NOTICE: From Sunny Paths to Stone Pelters: Why Do Some Canadians Hate Justin Trudeau?
Fenwick McKelvey, Concordia University and Scott DeJong, Concordia University
The snap elections in Canada have increasingly featured threats of violence against Liberal Leader Justin Trudeau. While not the only leader to be harassed, Trudeau’s campaign stops in recent weeks have been disrupted by hostile, mostly white crowds – a protester has been accused of throwing gravel at Trudeau during the an electoral appearance.
Outside of Canada, people might be surprised to hear of the anger directed at a politician known internationally as a young, charming and energetic progressive. But our research into Canadian memes revealed a lingering and visceral dislike of Trudeau among many right-line communities.
In Canada, Trudeau is a polarizing figure – people online like him or love him very much.
Trudeau, the son of famed former prime minister Pierre Elliott Trudeau who enjoyed similar international fame, ushered in yet another episode of Trudeau when he won his first election in 2015. This campaign was defined by the focus on the “sunny lanes” and Instagram style as part of a gradual reset after years of Conservative rule.
Trudeaumania 2.0 was real, another example of how close the connection between celebrity and political culture is.
Two years later, trudeaumanie had largely dissipated, although it never existed among right-wing groups. In 2017, a friend shared a post from Ontario Proud, which is part of Canada Proud, a popular Facebook page run by a center-right media strategist. It was a cartoon from an alt-right sub-Reddit suggesting Trudeau betrayed injured white male veterans.
The Islamic crescent on Trudeau’s socks may be a conspiratorial explanation for the false belief Trudeau paid for Omar Khadr, a Canadian citizen who, at the age of 15, was detained by the United States at Guantanamo Bay Bay for 10 years for the wartime murder of a US Army Sergeant in Afghanistan. This allegation ignores the violations of the Canadian Charter of Rights and Freedoms that led to a $ 10.5 million legal settlement with Khadr.
Charges that Trudeau betrayed Canada were a common theme when we began studying popular Facebook pages in 2019, another election year. We couldn’t find any Trudeau meme pages celebrating the leader.
Instead, we’ve seen anti-Trudeau pages describe him as a traitor who deserved to be treated with contempt.
In another meme, Trudeau’s name was reduced to “Turd.”
Blackface, accusations of sexual predator
These right-wing groups had a distinct reaction to the blackface scandals that erupted during the 2019 campaign. They believed, like some mainstream commentators, that the prime minister’s past behavior symbolized liberal hypocrisy, accusing him of performative kissing and superficial equality and social justice.
Blackface, however, seemed to matter less to right-wing groups than portraying Trudeau as a sexual predator. They “uncovered evidence” of Trudeau’s alleged lewd conduct in old schools and targeted the placement of his hands in a photo from a Bollywood gala in 2001.
The memes became collages of evidence designed to prove Trudeau’s past sexual misconduct and used to negatively taint his contemporary image.
Trudeau was a sex symbol, okay, but of the worst kind, according to these groups. Trudeau denied the allegations and apologized for an incident, although he said he had no recollection of it. But the demands had left their mark in these communities and further poisoned their supporters towards the Liberal leader.

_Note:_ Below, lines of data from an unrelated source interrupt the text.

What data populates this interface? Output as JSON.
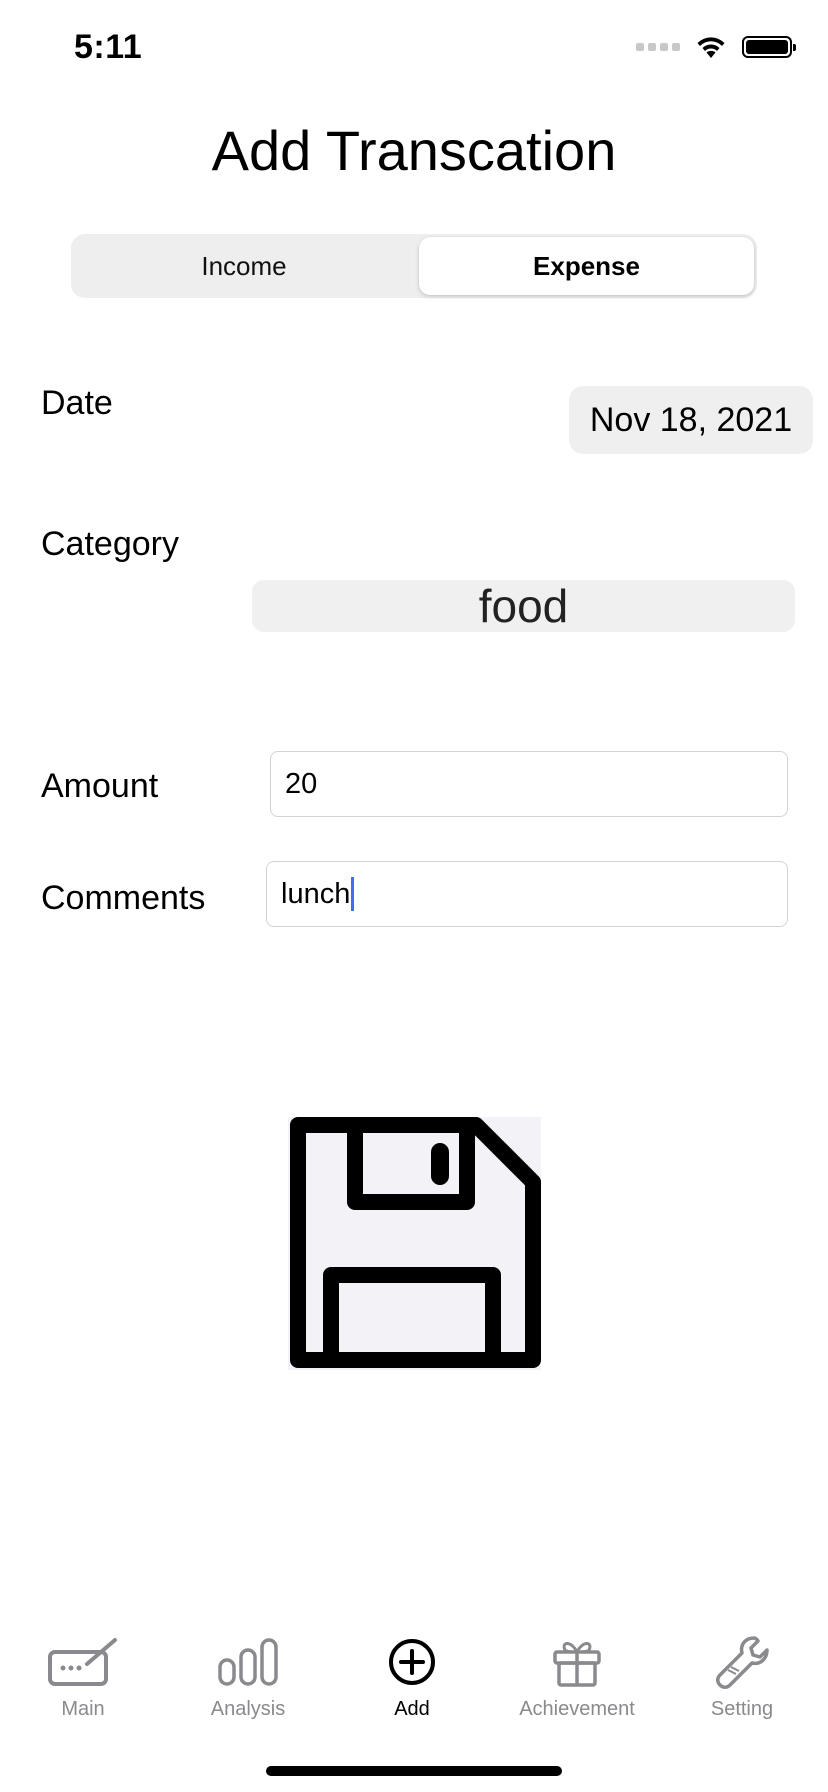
{
  "status_bar": {
    "time": "5:11"
  },
  "header": {
    "title": "Add Transcation"
  },
  "segmented": {
    "options": [
      "Income",
      "Expense"
    ],
    "selected": "Expense"
  },
  "form": {
    "date_label": "Date",
    "date_value": "Nov 18, 2021",
    "category_label": "Category",
    "category_value": "food",
    "amount_label": "Amount",
    "amount_value": "20",
    "comments_label": "Comments",
    "comments_value": "lunch"
  },
  "save": {
    "icon": "floppy-disk-icon",
    "icon_fill": "#f2f2f7",
    "icon_stroke": "#000000"
  },
  "tabbar": {
    "items": [
      {
        "label": "Main",
        "icon": "keyboard-pen-icon"
      },
      {
        "label": "Analysis",
        "icon": "bar-chart-icon"
      },
      {
        "label": "Add",
        "icon": "plus-circle-icon"
      },
      {
        "label": "Achievement",
        "icon": "gift-icon"
      },
      {
        "label": "Setting",
        "icon": "wrench-icon"
      }
    ],
    "active": "Add",
    "inactive_color": "#8a8a8e",
    "active_color": "#000000"
  }
}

The pandemic has intensified anti-Trudeau sentiments
The COVID-19 pandemic has offered these groups yet another reason to feel betrayed by Trudeau.
Pandemic lockdowns, vaccination warrants, vaccine passports and corporate disruptions have offered new ways of interpreting Trudeau’s arrogance and betrayal. The reaction has not been exceptional – most countries around the world are dealing with anti-maskers and anti-vaxxers – but rather the continuation of anti-Trudeau attitudes that see him as an incompetent leader who should not be resented. trust, whether with women or with the economy.
Our observations show a darker side to Trudeau’s celebrity status. As much as Trudeau may be seen as a nice person by many Canadians and international observers, he is hated by right-wing groups for perhaps similar reasons: they often refer to them as “old Canadians.”
This may explain the unpopularity of Trudeau’s online niche and the white, angry crowds that appear at his rallies.
As journalist Fatima Syed writes, “These largely white groups of protesters who have followed Trudeau have an unfair privilege accorded to them by all aspects of society: they get away with their rhetoric and their hateful actions, and don’t get called out or punished for it.
This privilege could also explain a media blind spot. There is a multitude of right-wing rage online, and as a society, Canada urgently needs to make sense of the racial and cultural power dynamics that underlie the speech of anger and hate.
Fenwick McKelvey, Associate Professor of Information and Communication Technology Policy, Concordia University and Scott DeJong, PhD student and research assistant, Communication Studies, Concordia University
This article is republished from The Conversation under a Creative Commons license. Read the original article.